Secondly, the use of PEF in asthma is of greatest value when recorded as serial measurements several times per day. The repeated measures compensate for the high variability of individual readings and provide data on symptomatic episodes outwith the clinic and on large changes of airway size that are typical of asthma. Serial PEF is less helpful in COPD with its reduced natural variability of airway dimensions. The second paper by Malo compared home spirometry with home PEF and noted poor compliance for both. The comparison that would be relevant is with supervised spirometry recorded by trained staff, which is why the guidelines emphasise the need for staff training.

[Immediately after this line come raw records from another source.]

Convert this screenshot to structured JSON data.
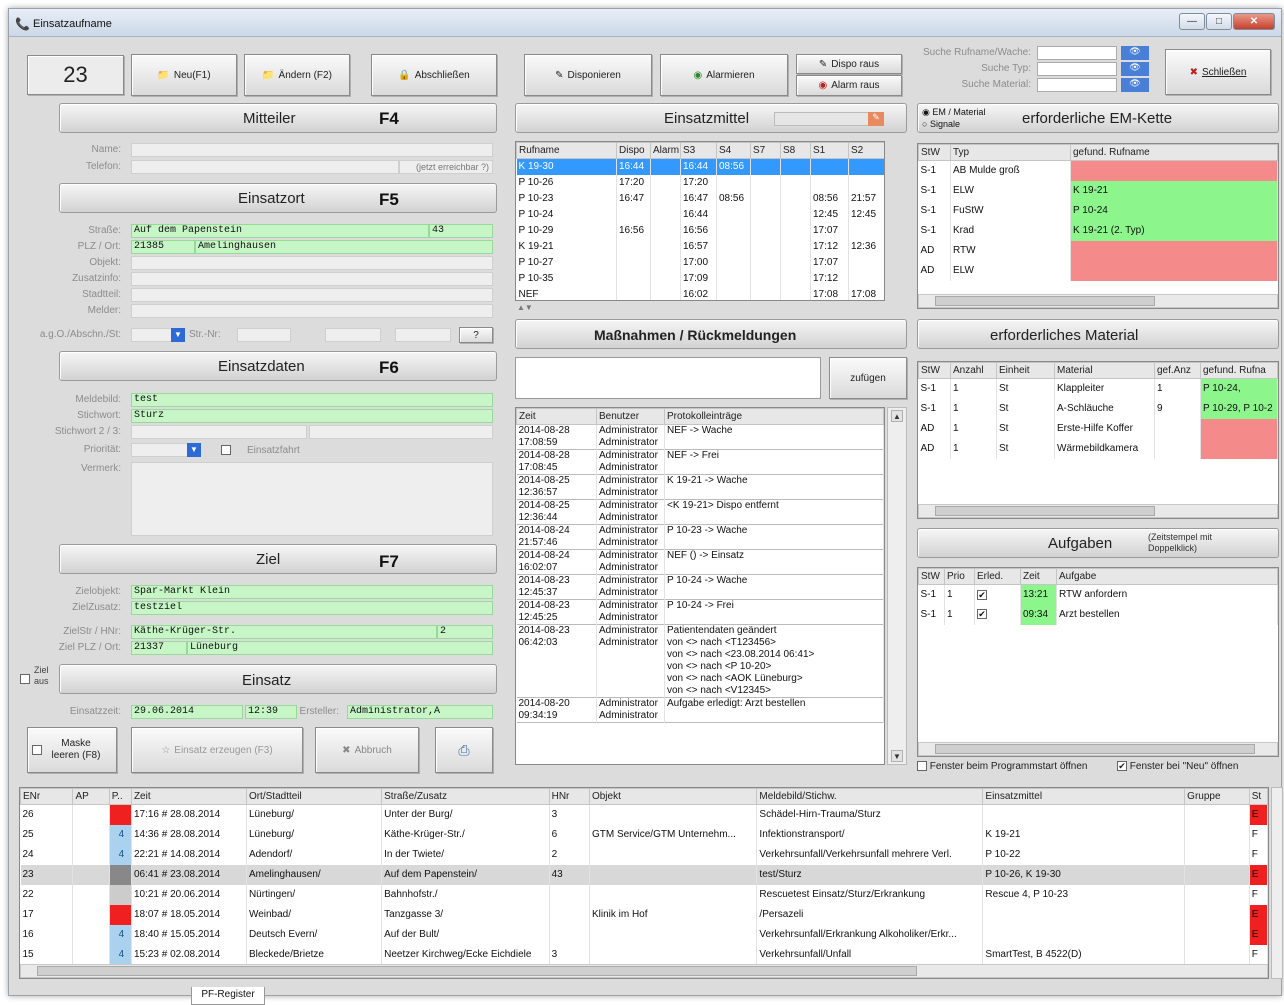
{
  "window": {
    "title": "Einsatzaufname",
    "controls": [
      "—",
      "□",
      "✕"
    ]
  },
  "einsatz_nr": "23",
  "buttons": {
    "neu": "Neu(F1)",
    "aendern": "Ändern (F2)",
    "abschliessen": "Abschließen",
    "disponieren": "Disponieren",
    "alarmieren": "Alarmieren",
    "dispo_raus": "Dispo raus",
    "alarm_raus": "Alarm raus",
    "schliessen": "Schließen",
    "einsatz_erzeugen": "Einsatz erzeugen (F3)",
    "abbruch": "Abbruch",
    "maske_leeren": "Maske leeren (F8)",
    "zufuegen": "zufügen"
  },
  "search": {
    "rufname": "Suche Rufname/Wache:",
    "typ": "Suche Typ:",
    "material": "Suche Material:"
  },
  "sections": {
    "mitteiler": "Mitteiler",
    "mitteiler_key": "F4",
    "einsatzort": "Einsatzort",
    "einsatzort_key": "F5",
    "einsatzdaten": "Einsatzdaten",
    "einsatzdaten_key": "F6",
    "ziel": "Ziel",
    "ziel_key": "F7",
    "einsatz": "Einsatz",
    "einsatzmittel": "Einsatzmittel",
    "massnahmen": "Maßnahmen / Rückmeldungen",
    "em_kette": "erforderliche EM-Kette",
    "material": "erforderliches Material",
    "aufgaben": "Aufgaben",
    "aufgaben_hint": "(Zeitstempel mit Doppelklick)",
    "em_material": "EM / Material",
    "signale": "Signale"
  },
  "mitteiler": {
    "name_label": "Name:",
    "telefon_label": "Telefon:",
    "erreichbar": "(jetzt erreichbar ?)"
  },
  "ort": {
    "strasse_label": "Straße:",
    "strasse": "Auf dem Papenstein",
    "hnr": "43",
    "plz_label": "PLZ / Ort:",
    "plz": "21385",
    "ort": "Amelinghausen",
    "objekt_label": "Objekt:",
    "zusatzinfo_label": "Zusatzinfo:",
    "stadtteil_label": "Stadtteil:",
    "melder_label": "Melder:",
    "agd_label": "a.g.O./Abschn./St:",
    "strnr_label": "Str.-Nr:",
    "q": "?"
  },
  "daten": {
    "meldebild_label": "Meldebild:",
    "meldebild": "test",
    "stichwort_label": "Stichwort:",
    "stichwort": "Sturz",
    "stichwort23_label": "Stichwort 2 / 3:",
    "prioritaet_label": "Priorität:",
    "einsatzfahrt": "Einsatzfahrt",
    "vermerk_label": "Vermerk:"
  },
  "ziel": {
    "objekt_label": "Zielobjekt:",
    "objekt": "Spar-Markt Klein",
    "zusatz_label": "ZielZusatz:",
    "zusatz": "testziel",
    "str_label": "ZielStr / HNr:",
    "str": "Käthe-Krüger-Str.",
    "hnr": "2",
    "plz_label": "Ziel PLZ / Ort:",
    "plz": "21337",
    "ort": "Lüneburg",
    "ziel_aus": "Ziel aus"
  },
  "einsatz": {
    "zeit_label": "Einsatzzeit:",
    "datum": "29.06.2014",
    "zeit": "12:39",
    "ersteller_label": "Ersteller:",
    "ersteller": "Administrator,A"
  },
  "em_table": {
    "headers": [
      "Rufname",
      "Dispo",
      "Alarm",
      "S3",
      "S4",
      "S7",
      "S8",
      "S1",
      "S2"
    ],
    "rows": [
      [
        "K 19-30",
        "16:44",
        "",
        "16:44",
        "08:56",
        "",
        "",
        "",
        ""
      ],
      [
        "P 10-26",
        "17:20",
        "",
        "17:20",
        "",
        "",
        "",
        "",
        ""
      ],
      [
        "P 10-23",
        "16:47",
        "",
        "16:47",
        "08:56",
        "",
        "",
        "08:56",
        "21:57"
      ],
      [
        "P 10-24",
        "",
        "",
        "16:44",
        "",
        "",
        "",
        "12:45",
        "12:45"
      ],
      [
        "P 10-29",
        "16:56",
        "",
        "16:56",
        "",
        "",
        "",
        "17:07",
        ""
      ],
      [
        "K 19-21",
        "",
        "",
        "16:57",
        "",
        "",
        "",
        "17:12",
        "12:36"
      ],
      [
        "P 10-27",
        "",
        "",
        "17:00",
        "",
        "",
        "",
        "17:07",
        ""
      ],
      [
        "P 10-35",
        "",
        "",
        "17:09",
        "",
        "",
        "",
        "17:12",
        ""
      ],
      [
        "NEF",
        "",
        "",
        "16:02",
        "",
        "",
        "",
        "17:08",
        "17:08"
      ]
    ]
  },
  "log": {
    "headers": [
      "Zeit",
      "Benutzer",
      "Protokolleinträge"
    ],
    "rows": [
      {
        "z1": "2014-08-28",
        "z2": "17:08:59",
        "u": "Administrator",
        "e": [
          "NEF -> Wache"
        ]
      },
      {
        "z1": "2014-08-28",
        "z2": "17:08:45",
        "u": "Administrator",
        "e": [
          "NEF -> Frei"
        ]
      },
      {
        "z1": "2014-08-25",
        "z2": "12:36:57",
        "u": "Administrator",
        "e": [
          "K 19-21 -> Wache"
        ]
      },
      {
        "z1": "2014-08-25",
        "z2": "12:36:44",
        "u": "Administrator",
        "e": [
          "<K 19-21> Dispo entfernt"
        ]
      },
      {
        "z1": "2014-08-24",
        "z2": "21:57:46",
        "u": "Administrator",
        "e": [
          "P 10-23 -> Wache"
        ]
      },
      {
        "z1": "2014-08-24",
        "z2": "16:02:07",
        "u": "Administrator",
        "e": [
          "NEF () -> Einsatz"
        ]
      },
      {
        "z1": "2014-08-23",
        "z2": "12:45:37",
        "u": "Administrator",
        "e": [
          "P 10-24 -> Wache"
        ]
      },
      {
        "z1": "2014-08-23",
        "z2": "12:45:25",
        "u": "Administrator",
        "e": [
          "P 10-24 -> Frei"
        ]
      },
      {
        "z1": "2014-08-23",
        "z2": "06:42:03",
        "u": "Administrator",
        "e": [
          "Patientendaten geändert",
          "von <> nach <T123456>",
          "von <> nach <23.08.2014 06:41>",
          "von <> nach <P 10-20>",
          "von <> nach <AOK Lüneburg>",
          "von <> nach <V12345>"
        ]
      },
      {
        "z1": "2014-08-20",
        "z2": "09:34:19",
        "u": "Administrator",
        "e": [
          "Aufgabe erledigt: Arzt bestellen"
        ]
      }
    ]
  },
  "kette": {
    "headers": [
      "StW",
      "Typ",
      "gefund. Rufname"
    ],
    "rows": [
      [
        "S-1",
        "AB Mulde groß",
        "",
        "r"
      ],
      [
        "S-1",
        "ELW",
        "K 19-21",
        "g"
      ],
      [
        "S-1",
        "FuStW",
        "P 10-24",
        "g"
      ],
      [
        "S-1",
        "Krad",
        "K 19-21 (2. Typ)",
        "g"
      ],
      [
        "AD",
        "RTW",
        "",
        "r"
      ],
      [
        "AD",
        "ELW",
        "",
        "r"
      ]
    ]
  },
  "material": {
    "headers": [
      "StW",
      "Anzahl",
      "Einheit",
      "Material",
      "gef.Anz",
      "gefund. Rufna"
    ],
    "rows": [
      [
        "S-1",
        "1",
        "St",
        "Klappleiter",
        "1",
        "P 10-24,",
        "g"
      ],
      [
        "S-1",
        "1",
        "St",
        "A-Schläuche",
        "9",
        "P 10-29, P 10-2",
        "g"
      ],
      [
        "AD",
        "1",
        "St",
        "Erste-Hilfe Koffer",
        "",
        "",
        "r"
      ],
      [
        "AD",
        "1",
        "St",
        "Wärmebildkamera",
        "",
        "",
        "r"
      ]
    ]
  },
  "aufgaben": {
    "headers": [
      "StW",
      "Prio",
      "Erled.",
      "Zeit",
      "Aufgabe"
    ],
    "rows": [
      [
        "S-1",
        "1",
        "✔",
        "13:21",
        "RTW anfordern"
      ],
      [
        "S-1",
        "1",
        "✔",
        "09:34",
        "Arzt bestellen"
      ]
    ]
  },
  "options": {
    "start": "Fenster beim Programmstart öffnen",
    "neu": "Fenster bei \"Neu\" öffnen"
  },
  "bottom": {
    "headers": [
      "ENr",
      "AP",
      "P..",
      "Zeit",
      "Ort/Stadtteil",
      "Straße/Zusatz",
      "HNr",
      "Objekt",
      "Meldebild/Stichw.",
      "Einsatzmittel",
      "Gruppe",
      "St"
    ],
    "rows": [
      [
        "26",
        "",
        "#f02020",
        "17:16 # 28.08.2014",
        "Lüneburg/",
        "Unter der Burg/",
        "3",
        "",
        "Schädel-Hirn-Trauma/Sturz",
        "",
        "",
        "E",
        "#f02020"
      ],
      [
        "25",
        "",
        "#aad2ee:4",
        "14:36 # 28.08.2014",
        "Lüneburg/",
        "Käthe-Krüger-Str./",
        "6",
        "GTM Service/GTM Unternehm...",
        "Infektionstransport/",
        "K 19-21",
        "",
        "F",
        ""
      ],
      [
        "24",
        "",
        "#aad2ee:4",
        "22:21 # 14.08.2014",
        "Adendorf/",
        "In der Twiete/",
        "2",
        "",
        "Verkehrsunfall/Verkehrsunfall mehrere Verl.",
        "P 10-22",
        "",
        "F",
        ""
      ],
      [
        "23",
        "",
        "#888888",
        "06:41 # 23.08.2014",
        "Amelinghausen/",
        "Auf dem Papenstein/",
        "43",
        "",
        "test/Sturz",
        "P 10-26, K 19-30",
        "",
        "E",
        "#f02020"
      ],
      [
        "22",
        "",
        "#cccccc",
        "10:21 # 20.06.2014",
        "Nürtingen/",
        "Bahnhofstr./",
        "",
        "",
        "Rescuetest Einsatz/Sturz/Erkrankung",
        "Rescue 4, P 10-23",
        "",
        "F",
        ""
      ],
      [
        "17",
        "",
        "#f02020",
        "18:07 # 18.05.2014",
        "Weinbad/",
        "Tanzgasse 3/",
        "",
        "Klinik im Hof",
        "/Persazeli",
        "",
        "",
        "E",
        "#f02020"
      ],
      [
        "16",
        "",
        "#aad2ee:4",
        "18:40 # 15.05.2014",
        "Deutsch Evern/",
        "Auf der Bult/",
        "",
        "",
        "Verkehrsunfall/Erkrankung Alkoholiker/Erkr...",
        "",
        "",
        "E",
        "#f02020"
      ],
      [
        "15",
        "",
        "#aad2ee:4",
        "15:23 # 02.08.2014",
        "Bleckede/Brietze",
        "Neetzer Kirchweg/Ecke Eichdiele",
        "3",
        "",
        "Verkehrsunfall/Unfall",
        "SmartTest, B 4522(D)",
        "",
        "F",
        ""
      ]
    ]
  },
  "tab": "PF-Register"
}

Finally, I am heartened by data presented at the recent British Thoracic Society meeting in which spirometry was used in primary care as a screening tool in a research project.1-5 It offered spirometry to all adults over 45 attending the surgery (smokers and non-smokers) and detected 6% of those studied as having undiagnosed but symptomatic COPD, a high yield of treatable disease from an inexpensive programme. Other primary care studies are in progress. I remain of the view that, in time, all GPs will have easy access to spirometry and be able to interpret the results as efficiently as they presently measure and manage blood pressure or blood sugar.